« Yipee ki Yay, pauvre con » : Die Hard 4.

D’entrée de jeu, je vous confesse un fait grave. Premièrement, je suis bizarre au point de passer mon été enfermée dans un blockhauss, et le pire, c’est que j’aime çà (aaah, l’épuré de l’architecture allemande…). Deuxièmement, je n’ai vu aucun des Die Hard précédents, et le pire c’est que je n’en ai même pas honte.

Bon, sauf que depuis que j’ai vu le numéro 4, ben limite, je le regrette. Pas d’avoir vu Die Hard 4, hein, de ne pas avoir vu les autres…

Il faut bien le dire, Die Hard 4 pour moi, c’est potentiellement le film qui fait peur :

Raison n°1 : un film d’action, non pas que je crache sur le genre, mais de façon générale, je m’en méfie, à fortiori si le réalisateur ne me dit rien.

Raison n°2 : Len Wiseman, c’est le type qui filme sa femme moulée dans du latex dégommant des loups garous à tour de bras dans Underworld (rien à voir avec les sous-marins…Comment çà, je fais une fixette ? ) 1, 2 et consort, machins sympatoches mais moyennement bien réalisés.
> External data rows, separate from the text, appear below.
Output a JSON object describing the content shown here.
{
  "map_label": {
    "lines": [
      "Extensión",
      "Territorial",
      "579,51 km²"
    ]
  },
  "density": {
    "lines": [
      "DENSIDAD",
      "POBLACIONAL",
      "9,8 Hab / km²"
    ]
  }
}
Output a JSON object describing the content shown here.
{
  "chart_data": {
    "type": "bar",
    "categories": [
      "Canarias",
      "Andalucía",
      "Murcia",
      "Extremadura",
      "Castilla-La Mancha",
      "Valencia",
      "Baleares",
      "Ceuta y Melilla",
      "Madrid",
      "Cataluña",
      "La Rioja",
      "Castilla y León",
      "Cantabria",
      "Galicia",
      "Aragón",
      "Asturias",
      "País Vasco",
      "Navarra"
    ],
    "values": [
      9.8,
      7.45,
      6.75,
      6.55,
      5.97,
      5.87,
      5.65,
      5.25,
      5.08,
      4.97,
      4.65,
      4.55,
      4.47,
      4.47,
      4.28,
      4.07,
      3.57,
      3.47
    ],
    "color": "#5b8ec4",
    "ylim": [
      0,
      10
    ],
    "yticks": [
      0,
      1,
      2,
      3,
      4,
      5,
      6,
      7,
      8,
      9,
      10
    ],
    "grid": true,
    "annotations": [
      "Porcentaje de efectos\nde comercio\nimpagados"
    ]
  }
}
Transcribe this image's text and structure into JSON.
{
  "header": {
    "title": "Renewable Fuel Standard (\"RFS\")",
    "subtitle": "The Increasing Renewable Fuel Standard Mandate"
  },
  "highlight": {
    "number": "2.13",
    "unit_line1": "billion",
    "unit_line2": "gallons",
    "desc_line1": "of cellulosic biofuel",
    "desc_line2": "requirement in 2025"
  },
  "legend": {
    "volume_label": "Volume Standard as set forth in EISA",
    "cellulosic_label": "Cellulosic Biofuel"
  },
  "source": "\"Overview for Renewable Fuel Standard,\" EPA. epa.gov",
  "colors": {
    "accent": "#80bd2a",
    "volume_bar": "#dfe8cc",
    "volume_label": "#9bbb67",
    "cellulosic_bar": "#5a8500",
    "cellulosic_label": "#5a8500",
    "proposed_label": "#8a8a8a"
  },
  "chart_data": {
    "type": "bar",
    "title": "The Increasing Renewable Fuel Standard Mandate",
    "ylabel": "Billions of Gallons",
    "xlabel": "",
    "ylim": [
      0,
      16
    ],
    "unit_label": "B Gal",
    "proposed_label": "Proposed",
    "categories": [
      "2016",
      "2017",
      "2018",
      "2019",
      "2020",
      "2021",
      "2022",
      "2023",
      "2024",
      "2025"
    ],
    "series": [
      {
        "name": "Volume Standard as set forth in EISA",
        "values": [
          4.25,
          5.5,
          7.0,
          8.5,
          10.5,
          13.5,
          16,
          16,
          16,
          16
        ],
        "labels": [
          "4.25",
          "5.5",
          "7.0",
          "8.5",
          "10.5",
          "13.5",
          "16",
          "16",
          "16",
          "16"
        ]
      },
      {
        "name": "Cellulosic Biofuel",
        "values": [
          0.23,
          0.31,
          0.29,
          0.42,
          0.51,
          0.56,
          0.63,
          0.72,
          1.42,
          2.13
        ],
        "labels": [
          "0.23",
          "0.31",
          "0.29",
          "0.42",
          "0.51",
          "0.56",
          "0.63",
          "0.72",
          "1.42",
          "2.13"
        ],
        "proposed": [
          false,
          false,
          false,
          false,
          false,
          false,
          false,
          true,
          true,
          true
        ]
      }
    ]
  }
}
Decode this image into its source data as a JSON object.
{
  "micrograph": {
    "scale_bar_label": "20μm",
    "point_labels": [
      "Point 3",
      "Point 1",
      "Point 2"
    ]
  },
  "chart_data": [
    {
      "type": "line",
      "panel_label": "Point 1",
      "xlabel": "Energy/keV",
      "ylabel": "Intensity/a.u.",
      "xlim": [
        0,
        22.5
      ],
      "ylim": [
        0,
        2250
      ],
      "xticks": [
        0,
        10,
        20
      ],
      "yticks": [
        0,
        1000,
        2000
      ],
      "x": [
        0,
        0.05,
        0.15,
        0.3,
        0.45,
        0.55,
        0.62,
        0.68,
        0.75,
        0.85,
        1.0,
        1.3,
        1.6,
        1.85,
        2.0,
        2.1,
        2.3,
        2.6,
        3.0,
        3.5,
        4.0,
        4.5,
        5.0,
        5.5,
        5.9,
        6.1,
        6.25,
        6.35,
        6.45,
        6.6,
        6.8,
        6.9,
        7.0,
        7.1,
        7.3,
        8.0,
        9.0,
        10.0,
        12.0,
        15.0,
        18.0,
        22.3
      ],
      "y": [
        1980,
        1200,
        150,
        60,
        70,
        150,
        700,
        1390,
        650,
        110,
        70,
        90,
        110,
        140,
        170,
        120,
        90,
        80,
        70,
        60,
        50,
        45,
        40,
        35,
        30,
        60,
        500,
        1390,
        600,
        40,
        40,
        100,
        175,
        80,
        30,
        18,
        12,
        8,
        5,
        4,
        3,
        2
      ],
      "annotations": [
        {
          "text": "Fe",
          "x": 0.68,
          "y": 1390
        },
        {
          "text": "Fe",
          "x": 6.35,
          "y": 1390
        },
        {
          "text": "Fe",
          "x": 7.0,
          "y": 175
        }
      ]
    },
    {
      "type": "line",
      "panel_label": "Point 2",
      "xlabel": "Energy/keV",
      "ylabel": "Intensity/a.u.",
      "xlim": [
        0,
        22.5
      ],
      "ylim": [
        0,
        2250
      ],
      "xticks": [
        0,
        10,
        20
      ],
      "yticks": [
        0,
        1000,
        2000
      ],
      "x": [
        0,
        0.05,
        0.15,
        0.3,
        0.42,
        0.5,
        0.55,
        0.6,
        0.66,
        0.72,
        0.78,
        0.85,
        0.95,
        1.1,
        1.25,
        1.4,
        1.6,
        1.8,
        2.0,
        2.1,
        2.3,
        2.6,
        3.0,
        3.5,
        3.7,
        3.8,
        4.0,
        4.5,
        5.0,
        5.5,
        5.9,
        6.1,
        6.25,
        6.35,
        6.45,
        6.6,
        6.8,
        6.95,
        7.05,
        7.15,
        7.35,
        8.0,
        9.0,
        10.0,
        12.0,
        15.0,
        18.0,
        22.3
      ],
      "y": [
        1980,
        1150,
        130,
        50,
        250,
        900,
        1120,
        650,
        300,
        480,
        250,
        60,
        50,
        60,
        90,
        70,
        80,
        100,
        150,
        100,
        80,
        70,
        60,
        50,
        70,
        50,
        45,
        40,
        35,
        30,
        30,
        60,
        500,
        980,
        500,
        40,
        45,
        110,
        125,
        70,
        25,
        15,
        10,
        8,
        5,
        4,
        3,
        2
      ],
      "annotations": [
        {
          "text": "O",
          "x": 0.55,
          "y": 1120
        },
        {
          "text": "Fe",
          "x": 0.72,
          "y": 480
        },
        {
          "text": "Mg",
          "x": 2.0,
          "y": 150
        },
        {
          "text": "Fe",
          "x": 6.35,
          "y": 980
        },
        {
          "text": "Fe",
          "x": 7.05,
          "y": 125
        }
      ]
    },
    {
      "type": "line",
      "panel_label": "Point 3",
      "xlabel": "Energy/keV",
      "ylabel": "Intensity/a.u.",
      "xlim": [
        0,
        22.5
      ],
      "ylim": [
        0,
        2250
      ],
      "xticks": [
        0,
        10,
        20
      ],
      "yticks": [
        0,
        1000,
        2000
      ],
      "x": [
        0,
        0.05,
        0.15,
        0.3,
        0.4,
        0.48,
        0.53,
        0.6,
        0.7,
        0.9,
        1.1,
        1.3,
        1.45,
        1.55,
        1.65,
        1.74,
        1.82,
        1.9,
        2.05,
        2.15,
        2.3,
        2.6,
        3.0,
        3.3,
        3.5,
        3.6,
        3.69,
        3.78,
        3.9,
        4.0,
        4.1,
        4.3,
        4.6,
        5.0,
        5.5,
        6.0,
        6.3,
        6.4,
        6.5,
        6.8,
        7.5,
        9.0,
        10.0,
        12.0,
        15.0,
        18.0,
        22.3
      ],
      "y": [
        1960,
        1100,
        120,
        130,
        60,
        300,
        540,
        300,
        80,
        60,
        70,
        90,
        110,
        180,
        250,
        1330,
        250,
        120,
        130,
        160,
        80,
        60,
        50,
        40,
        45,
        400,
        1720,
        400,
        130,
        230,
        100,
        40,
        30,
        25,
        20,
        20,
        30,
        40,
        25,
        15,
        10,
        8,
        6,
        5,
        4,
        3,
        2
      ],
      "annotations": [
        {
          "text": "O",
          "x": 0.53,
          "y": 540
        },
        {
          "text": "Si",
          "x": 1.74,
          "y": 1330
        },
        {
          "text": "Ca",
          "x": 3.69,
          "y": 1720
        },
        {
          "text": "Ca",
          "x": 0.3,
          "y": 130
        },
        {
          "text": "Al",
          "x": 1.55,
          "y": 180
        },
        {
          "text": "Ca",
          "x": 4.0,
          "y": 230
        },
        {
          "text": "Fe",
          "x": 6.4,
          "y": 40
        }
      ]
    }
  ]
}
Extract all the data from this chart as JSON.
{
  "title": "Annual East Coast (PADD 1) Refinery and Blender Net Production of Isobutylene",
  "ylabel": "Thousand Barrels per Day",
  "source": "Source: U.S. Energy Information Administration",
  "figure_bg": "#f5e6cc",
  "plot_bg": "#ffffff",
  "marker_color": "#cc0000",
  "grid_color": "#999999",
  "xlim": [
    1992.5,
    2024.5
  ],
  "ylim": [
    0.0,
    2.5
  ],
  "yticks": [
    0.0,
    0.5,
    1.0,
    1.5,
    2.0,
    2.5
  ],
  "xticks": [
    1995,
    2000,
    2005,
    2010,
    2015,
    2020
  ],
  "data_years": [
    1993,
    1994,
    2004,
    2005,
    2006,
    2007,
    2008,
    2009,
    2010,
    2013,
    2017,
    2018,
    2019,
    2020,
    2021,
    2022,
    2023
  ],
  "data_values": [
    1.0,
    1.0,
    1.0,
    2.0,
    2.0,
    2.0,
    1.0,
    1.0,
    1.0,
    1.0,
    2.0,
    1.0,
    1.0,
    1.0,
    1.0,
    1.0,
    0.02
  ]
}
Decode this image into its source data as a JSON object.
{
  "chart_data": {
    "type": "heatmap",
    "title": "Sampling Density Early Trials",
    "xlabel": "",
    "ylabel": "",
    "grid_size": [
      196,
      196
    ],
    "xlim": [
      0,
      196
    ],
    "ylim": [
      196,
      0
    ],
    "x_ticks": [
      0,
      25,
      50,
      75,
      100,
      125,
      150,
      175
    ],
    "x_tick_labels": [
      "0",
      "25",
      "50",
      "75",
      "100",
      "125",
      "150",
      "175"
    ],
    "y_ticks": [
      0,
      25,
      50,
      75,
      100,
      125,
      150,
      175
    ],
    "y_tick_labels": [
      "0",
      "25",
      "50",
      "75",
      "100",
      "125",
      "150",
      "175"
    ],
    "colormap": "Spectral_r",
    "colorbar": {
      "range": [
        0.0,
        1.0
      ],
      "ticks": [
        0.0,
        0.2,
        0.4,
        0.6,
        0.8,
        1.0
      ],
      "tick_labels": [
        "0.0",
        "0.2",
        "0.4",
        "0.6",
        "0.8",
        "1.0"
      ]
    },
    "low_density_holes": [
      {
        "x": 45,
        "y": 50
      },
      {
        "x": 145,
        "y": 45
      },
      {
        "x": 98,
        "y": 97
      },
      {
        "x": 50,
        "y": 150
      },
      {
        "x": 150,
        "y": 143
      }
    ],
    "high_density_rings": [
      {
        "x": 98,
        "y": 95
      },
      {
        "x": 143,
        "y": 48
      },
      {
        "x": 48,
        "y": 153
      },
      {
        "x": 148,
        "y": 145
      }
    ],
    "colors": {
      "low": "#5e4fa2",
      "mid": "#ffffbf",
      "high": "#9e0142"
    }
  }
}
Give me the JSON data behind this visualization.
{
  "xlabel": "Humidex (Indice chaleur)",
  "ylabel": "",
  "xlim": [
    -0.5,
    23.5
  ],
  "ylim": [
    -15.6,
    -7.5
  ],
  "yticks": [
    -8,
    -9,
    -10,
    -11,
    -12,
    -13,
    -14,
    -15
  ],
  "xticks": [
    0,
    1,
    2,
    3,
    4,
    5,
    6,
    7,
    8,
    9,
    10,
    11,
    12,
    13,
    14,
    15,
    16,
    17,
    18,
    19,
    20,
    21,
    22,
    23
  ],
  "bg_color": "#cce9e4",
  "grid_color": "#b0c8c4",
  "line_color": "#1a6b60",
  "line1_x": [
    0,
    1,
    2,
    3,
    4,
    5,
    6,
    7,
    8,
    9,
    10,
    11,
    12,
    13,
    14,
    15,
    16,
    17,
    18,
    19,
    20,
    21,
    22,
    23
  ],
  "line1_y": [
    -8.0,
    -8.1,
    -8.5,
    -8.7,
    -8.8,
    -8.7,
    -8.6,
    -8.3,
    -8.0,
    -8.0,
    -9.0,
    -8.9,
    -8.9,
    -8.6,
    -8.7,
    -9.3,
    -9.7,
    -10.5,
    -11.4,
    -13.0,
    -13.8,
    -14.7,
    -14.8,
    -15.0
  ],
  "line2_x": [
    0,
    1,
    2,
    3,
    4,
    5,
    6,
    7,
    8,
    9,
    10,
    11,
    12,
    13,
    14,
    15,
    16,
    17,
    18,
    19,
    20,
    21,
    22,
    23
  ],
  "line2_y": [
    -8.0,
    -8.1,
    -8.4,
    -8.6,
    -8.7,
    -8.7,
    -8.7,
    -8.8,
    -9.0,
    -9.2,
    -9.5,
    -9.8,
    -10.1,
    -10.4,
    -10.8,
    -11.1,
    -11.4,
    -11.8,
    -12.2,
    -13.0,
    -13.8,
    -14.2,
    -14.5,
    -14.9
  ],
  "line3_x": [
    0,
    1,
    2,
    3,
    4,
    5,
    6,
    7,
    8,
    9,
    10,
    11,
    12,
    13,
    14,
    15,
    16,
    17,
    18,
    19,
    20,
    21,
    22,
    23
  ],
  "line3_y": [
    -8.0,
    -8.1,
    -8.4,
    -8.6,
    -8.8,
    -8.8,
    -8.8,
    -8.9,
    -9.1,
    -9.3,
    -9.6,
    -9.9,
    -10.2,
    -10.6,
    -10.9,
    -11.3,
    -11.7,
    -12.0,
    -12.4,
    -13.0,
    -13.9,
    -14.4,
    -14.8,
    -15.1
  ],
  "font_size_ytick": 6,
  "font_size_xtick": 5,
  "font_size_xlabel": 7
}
Le gars, c’est un tacheron quoi…

Raison n°3 : en ces temps où les séries télé sont reines, je ne sais pas si vous avez remarqué, mais c’est fou le nombre d’acteurs que l’on fait passer à coup de pompes dans le train du petit au grand écran, tout çà pour faire marcher la machine à dollars. Alors moi, hein, Seth Bullock (le shériff boy scoot qui a la tête près du bonnet de Dead Wood) dans le rôle du méchant, comme disait Han Solo : « çà ne me dit rien qui vaille ».

Et pourtant, comme le dit Charles Haznavour, que Die Hard 4 est chouette. Parce que Bruce Willis, tout vieux et moisi qu’il soit, assure encore le spectacle, parce qu’il est le maître incontesté de la réplique qui tue, balancée avec une petite moue railleuse (j’aurais du les noter, je vous jure).
Parce que finalement, sans casser la baraque, la réalisation tient la route et ses promesses en même temps (plein les mirettes et de la pétarade en veux tu en voilà).

Bon sinon, le scénario se contente de rester ultra basique. En même temps, on ne vient pas voir Die Hard 4 pour se prendre la tête sur des questionnements métaphysiques, pour çà, vous avez Malick.

Des cybers terroristes ont décidé, une fois n’est pas coutume, d’attaquer les Etats Unis. Ayant sous-traité leurs programmes avec des hackers ignorant de la véritable destination de leurs travaux, nos méchants et très vilains pirates s’employent, à la veille du lancement de leur opération, à éliminer physiquement leurs employés, afin de ne laisser aucune trace. L’un deux parvient à s’échapper et se retrouve protégé par John Mac Lane, toujours flic et toujours doué pour se retrouver au mauvais endroit au mauvais moment…

L’histoire, cousue de fils blancs, gêne un rien le spectateur aux entournures, la faute à des informations que les gentils ne sont pas cessés avoir sur les méchants, mais qu’ils ont quand même, à des raccourcis scénaristiques trop facile, une surexploitation des capacités de l’informatique qui devient un vrai deux ex machina….
Bref, çà coince souvent, mais finalement, grâce à Bruce, çà passe.

Bon, rendons aussi à César ce qui est à Bullock, et saluons le grand méchant de l’histoire, parce qu’un bon film d’action, c’est avant tout un bon méchant.
Mes peurs de voir un Mickey fronçant des sourcils pour effrayer le spectateur tout en prenant la pause genre « je suis beau là, hein ? », se sont envolées assez vite, grâce à la bonne composition de Timothy Olyphant dans un rôle aux antipodes de celui du toujours propre et toujours sous pression Seth Bullock de Dead Wood.
Déjà, parce que Mickey, il ne l’ai jamais (je découvre avec effarement qu’il gagne à être caché sous une moustache et un grand chapeau, très, très large), et parce que son côté reptilien, visage immobile et yeux qui crient « vous allez tous crever », suffit à convaincre assez vite qu’il fait vraiment hyper peur.

Au final, quoi donc ? Un bon film divertissant, parfait pour ce début d’automne (hein, quoi ? On est en été ? ), livré en plus, avec de vrais morceaux de geeks dedans.